Its just about the same thing as darcs does currently with binairy files and 
absolutely not a 'pain' to do consistently.
Please note that this encoding-handling is done by all xml-libraries out of 
the box, so darcs does not even have to think about it. (which is another 
good reason to use a well-debugged library, should darcs do XML)

> > The Subclipse folks, who are developing an Eclispe plugin for
> > Subversion, have been using the library approach from Java, by writing
> > a JNI interface to Subversion. Subversion's compilation dependency hell
> > means very few people are able to compile the damn thing, and so the
> > net has been rife with people constantly clamouring for new builds when
> > either Subclipse or Subversion is updated. In fact, the Subclipse
> > people recently stopped shipping JNI library builds, because it's too
> > much hassle.
>
> This tells us mostly that having our tool depend on tons of libraries
> makes it hard to compile for people.

I'll try to explain the JNI process; since the troubles have nothing to do 
with libraries or dependencies.
JNI requires 2 parts;  a java part and a c-library part.  The changes in the 
subversion library (which is another c-library) have to be followed in the 
java object-oriented library manually.
Then the compiler has to create a bunch of header files, and then those new 
header files have to be linked with the subversion library, which are then 
going to be used by the JVM.
Its order of compiling and removal of stale files thats hard here, next to 
the manual labour of changing the java files.
I think you will agree that using a library which will not change API is a 
totally different thing, as installing and typing 'make' is all you have to 
do.
IMO the fact that you need another library installed before you can compile 
darcs is not much of a problem at all;  as long as its something widely 
known and mature.

> > The web is encoded; the days when everything was ISO-8859-1 and
> > English/Western European are gone, and in fact hardly ever existed
> > except in the minds of English-centric developers.
>
> Lets look at a simple example case.
>
> We have a system that stores mbox files in a darcs repository.

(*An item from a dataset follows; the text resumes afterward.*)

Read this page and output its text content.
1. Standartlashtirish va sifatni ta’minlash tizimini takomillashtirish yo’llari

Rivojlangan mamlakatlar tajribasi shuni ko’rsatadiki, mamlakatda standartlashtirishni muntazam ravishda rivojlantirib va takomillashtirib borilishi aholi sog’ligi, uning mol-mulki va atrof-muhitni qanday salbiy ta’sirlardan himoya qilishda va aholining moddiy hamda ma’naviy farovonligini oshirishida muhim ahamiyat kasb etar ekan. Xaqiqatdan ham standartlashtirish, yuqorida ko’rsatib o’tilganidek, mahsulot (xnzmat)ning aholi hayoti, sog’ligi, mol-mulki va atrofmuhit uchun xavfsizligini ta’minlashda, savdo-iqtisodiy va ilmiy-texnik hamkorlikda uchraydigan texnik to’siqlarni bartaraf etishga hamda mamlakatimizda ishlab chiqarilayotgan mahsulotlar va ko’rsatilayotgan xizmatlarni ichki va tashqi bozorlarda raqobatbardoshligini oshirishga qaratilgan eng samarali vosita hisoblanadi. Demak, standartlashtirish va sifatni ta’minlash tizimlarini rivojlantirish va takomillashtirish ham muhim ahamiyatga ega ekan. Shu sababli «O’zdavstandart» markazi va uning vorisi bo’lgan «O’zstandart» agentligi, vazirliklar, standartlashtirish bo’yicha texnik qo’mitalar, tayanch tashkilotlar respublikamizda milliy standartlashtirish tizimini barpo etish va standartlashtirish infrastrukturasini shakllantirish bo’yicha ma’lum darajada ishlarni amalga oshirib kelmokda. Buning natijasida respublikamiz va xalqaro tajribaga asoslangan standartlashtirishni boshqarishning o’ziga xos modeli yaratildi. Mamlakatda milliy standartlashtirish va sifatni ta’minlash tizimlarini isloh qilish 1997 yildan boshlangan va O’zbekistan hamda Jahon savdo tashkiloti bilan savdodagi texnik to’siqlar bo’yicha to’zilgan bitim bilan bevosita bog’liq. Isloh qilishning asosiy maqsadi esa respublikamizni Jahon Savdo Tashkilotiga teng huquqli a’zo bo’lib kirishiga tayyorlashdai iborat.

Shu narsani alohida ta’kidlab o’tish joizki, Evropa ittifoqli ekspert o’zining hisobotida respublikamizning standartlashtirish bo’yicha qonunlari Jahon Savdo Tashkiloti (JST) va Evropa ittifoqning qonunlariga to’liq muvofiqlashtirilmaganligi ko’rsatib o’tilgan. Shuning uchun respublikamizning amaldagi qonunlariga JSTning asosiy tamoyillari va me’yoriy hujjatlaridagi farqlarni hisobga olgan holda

Now each
> message inside the file has its own encoding, but we still want to treat
> the file as "text" for darcs. How would this work in the encoding
> sensitive land?

Not a very good example as the mbox itself forces an encoding, which makes 
it again 1 encoding per file.

Besides, I already mentioned that if all else fails the ASCII encoding 
should be used which will mean darcs can manage it withouth any problems.

> And if we want encodings then I would argue for mime-types too
> on the same grounds..

So, since you are so opposed to encodings; you don't want mime types? We 
surely agree on that one ;-)

> If you don't want darcs to actually use the encoding for anything
> couldn't you just put a file named "encodings" in your repo that
> contains filename:encoding pairs and live happily with that?

You don't have to use encodings at all; binairy in, binairy out already 
works and the conversions done are irrelevant to you, the user.  So if you 
don't like to do conversion in your repo; use this solution if you want.

I kind of like to be able to have things like an UTF-8 filesystem and be 
able to convert old repositories to utf-8 without sacrificing the ability 
to use patches from people that still use the old encoding.


1) in all fairness; ASCII is a charset, while utf-8 is a file-encoding, two 
different steps in converting text to a file.  ASCII assumes 
8-bits-per-character file-encoding, and utf-8 assumes unicode4. So me 
saying ASCII, means that the file on disc can be binary, and still 
interpreted as valid (but maybe not correct) text.